Prior and novel coronaviruses, Coronavirus Disease 2019 (COVID-19), and human reproduction: what is known?
A review of prior and the novel coronaviruses and their impact on human reproduction, specifically male and female gametes, pregnancy, and postpartum suggests that much remains unknown.
Volume 113, Issue 6, Pages 1140–1149
James Segars, M.D., Quinton Katler, M.D., M.S., Dana B. McQueen, M.D., Alexander Kotlyar, M.D., Tanya Glenn, M.D., Zac Knight, Ph.D., Eve C. Feinberg, M.D., Hugh S. Taylor, M.D., James P.Toner, M.D., Ph.D., Jennifer F. Kawwass, M.D., for the ASRM Coronavirus/COVID-19 Task Force
To summarize current understanding of the effects of novel and prior coronaviruses
on human reproduction, specifically male and female gametes, and in pregnancy.

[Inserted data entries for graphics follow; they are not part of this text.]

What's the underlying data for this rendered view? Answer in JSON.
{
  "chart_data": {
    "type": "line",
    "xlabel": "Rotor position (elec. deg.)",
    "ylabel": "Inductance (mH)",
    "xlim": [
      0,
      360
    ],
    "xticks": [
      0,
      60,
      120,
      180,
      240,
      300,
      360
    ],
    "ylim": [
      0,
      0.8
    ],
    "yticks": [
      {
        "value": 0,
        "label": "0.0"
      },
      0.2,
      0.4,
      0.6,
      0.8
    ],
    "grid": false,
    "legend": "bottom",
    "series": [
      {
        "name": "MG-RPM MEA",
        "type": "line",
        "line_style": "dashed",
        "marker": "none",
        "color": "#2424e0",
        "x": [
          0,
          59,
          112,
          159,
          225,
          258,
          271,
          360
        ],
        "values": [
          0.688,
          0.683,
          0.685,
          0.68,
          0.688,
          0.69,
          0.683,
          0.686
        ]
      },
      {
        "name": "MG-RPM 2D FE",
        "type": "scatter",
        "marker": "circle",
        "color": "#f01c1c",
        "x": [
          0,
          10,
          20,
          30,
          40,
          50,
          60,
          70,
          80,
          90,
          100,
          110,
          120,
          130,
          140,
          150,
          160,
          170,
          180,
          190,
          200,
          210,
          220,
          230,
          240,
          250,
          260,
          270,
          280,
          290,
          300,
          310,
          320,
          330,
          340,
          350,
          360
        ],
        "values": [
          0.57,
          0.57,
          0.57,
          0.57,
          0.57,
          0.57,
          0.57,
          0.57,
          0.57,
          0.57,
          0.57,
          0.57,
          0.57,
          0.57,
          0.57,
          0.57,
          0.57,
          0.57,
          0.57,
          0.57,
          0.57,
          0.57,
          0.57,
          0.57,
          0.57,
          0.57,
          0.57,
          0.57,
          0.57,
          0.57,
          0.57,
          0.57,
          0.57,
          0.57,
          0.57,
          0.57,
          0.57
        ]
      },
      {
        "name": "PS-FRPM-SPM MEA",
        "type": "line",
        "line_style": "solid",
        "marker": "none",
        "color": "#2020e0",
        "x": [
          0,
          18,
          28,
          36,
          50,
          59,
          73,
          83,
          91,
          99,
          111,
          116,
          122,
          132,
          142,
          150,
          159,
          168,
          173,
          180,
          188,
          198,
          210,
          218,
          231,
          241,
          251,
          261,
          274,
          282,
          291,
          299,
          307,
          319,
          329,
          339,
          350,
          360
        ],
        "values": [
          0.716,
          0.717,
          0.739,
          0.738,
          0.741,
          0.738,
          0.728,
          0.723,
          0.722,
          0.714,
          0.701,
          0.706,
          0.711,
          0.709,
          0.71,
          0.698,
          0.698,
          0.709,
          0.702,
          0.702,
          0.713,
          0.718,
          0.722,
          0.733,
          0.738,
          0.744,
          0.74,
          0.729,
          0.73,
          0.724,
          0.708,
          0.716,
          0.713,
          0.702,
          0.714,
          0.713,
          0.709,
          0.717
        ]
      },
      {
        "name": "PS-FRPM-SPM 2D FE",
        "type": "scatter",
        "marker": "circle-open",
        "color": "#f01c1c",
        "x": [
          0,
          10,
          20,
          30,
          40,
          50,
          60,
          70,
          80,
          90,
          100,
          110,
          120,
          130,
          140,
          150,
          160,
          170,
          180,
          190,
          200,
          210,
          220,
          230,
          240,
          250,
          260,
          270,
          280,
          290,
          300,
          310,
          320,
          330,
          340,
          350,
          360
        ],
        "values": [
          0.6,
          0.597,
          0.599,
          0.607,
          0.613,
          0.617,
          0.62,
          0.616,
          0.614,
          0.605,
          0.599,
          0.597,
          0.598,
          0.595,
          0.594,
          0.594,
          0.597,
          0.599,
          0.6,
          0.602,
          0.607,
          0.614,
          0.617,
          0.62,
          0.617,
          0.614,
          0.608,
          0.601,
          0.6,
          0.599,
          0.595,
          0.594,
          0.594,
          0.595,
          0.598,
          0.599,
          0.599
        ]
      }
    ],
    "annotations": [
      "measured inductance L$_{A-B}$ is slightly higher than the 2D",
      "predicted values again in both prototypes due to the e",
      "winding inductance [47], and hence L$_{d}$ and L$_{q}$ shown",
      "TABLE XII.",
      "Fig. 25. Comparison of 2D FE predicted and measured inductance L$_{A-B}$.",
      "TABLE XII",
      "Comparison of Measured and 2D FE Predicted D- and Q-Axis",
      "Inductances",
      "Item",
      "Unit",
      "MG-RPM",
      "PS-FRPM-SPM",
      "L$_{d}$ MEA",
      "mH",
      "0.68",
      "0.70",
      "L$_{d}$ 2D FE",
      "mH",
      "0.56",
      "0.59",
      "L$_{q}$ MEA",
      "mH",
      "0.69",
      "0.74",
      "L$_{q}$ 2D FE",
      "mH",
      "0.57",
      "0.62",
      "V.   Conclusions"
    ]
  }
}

Review of English publications in PubMed and Embase to April 6, 2020.
Manuscripts were screened for reports including coronavirus, reproduction, including
pathophysiology and pregnancy.
Main Outcome Measure(s):
Reproductive outcomes; effects on gametes; pregnancy outcomes; neonatal complications.

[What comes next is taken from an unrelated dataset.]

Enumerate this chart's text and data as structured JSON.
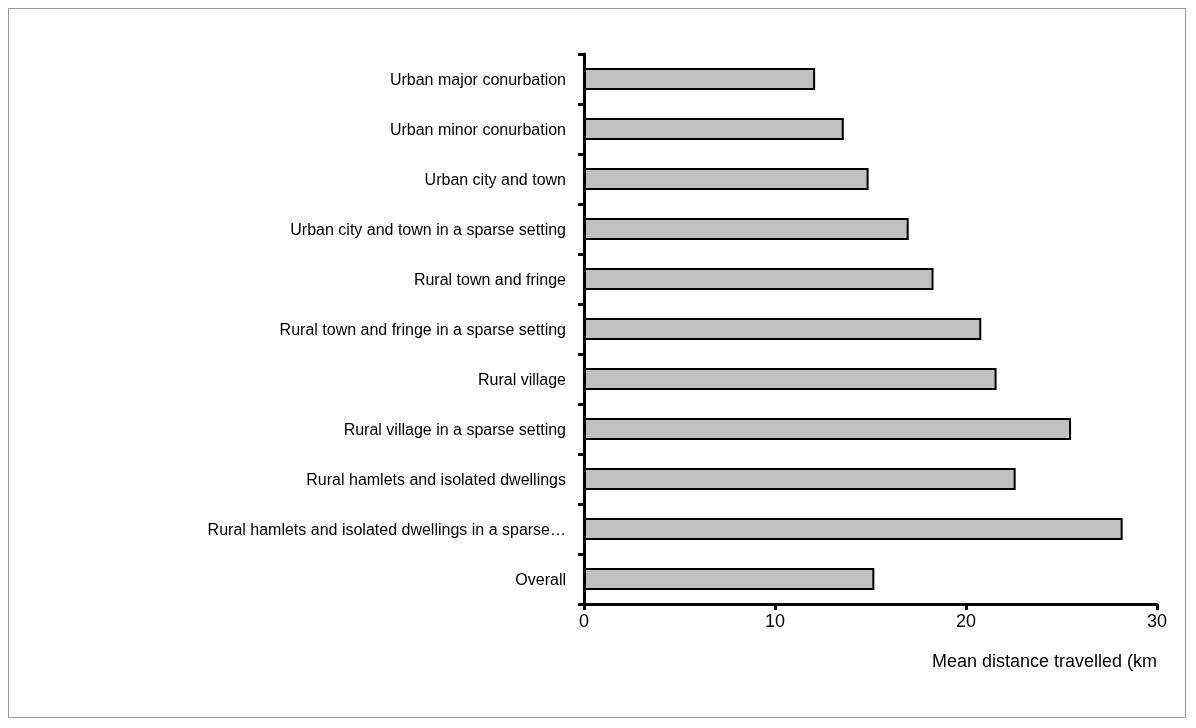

Seventy-nine reports formed the basis of the review. Coronavirus binding to cells involves the S1 domain of the spike protein to receptors present in reproductive tissues, including angiotensin converting enzyme-2 (ACE2), CD26, Ezrin, and cyclophilins. SARS-CoV1 may cause severe orchitis leading to germ cell destruction in males. Reports indicate decreased sperm concentration and motility for 72-90 days following COVID-19 infection. Gonadotropindependent expression of ACE2 was found in human ovaries, but it is unclear whether SARSCoV-2 adversely affects female gametogenesis. Evidence suggests that COVID-19 infection has a lower maternal case fatality rate than SARS or MERS, but anecdotal reports suggest that infected, asymptomatic women may develop respiratory symptoms postpartum. COVID-19 infections in pregnancy are associated with preterm delivery. Postpartum neonatal transmission from mother to child has been reported.
COVID-19 infection may adversely affect some pregnant women and their
offspring. Additional studies are needed to assess effects of SARS-CoV-2 infection on male and female fertility.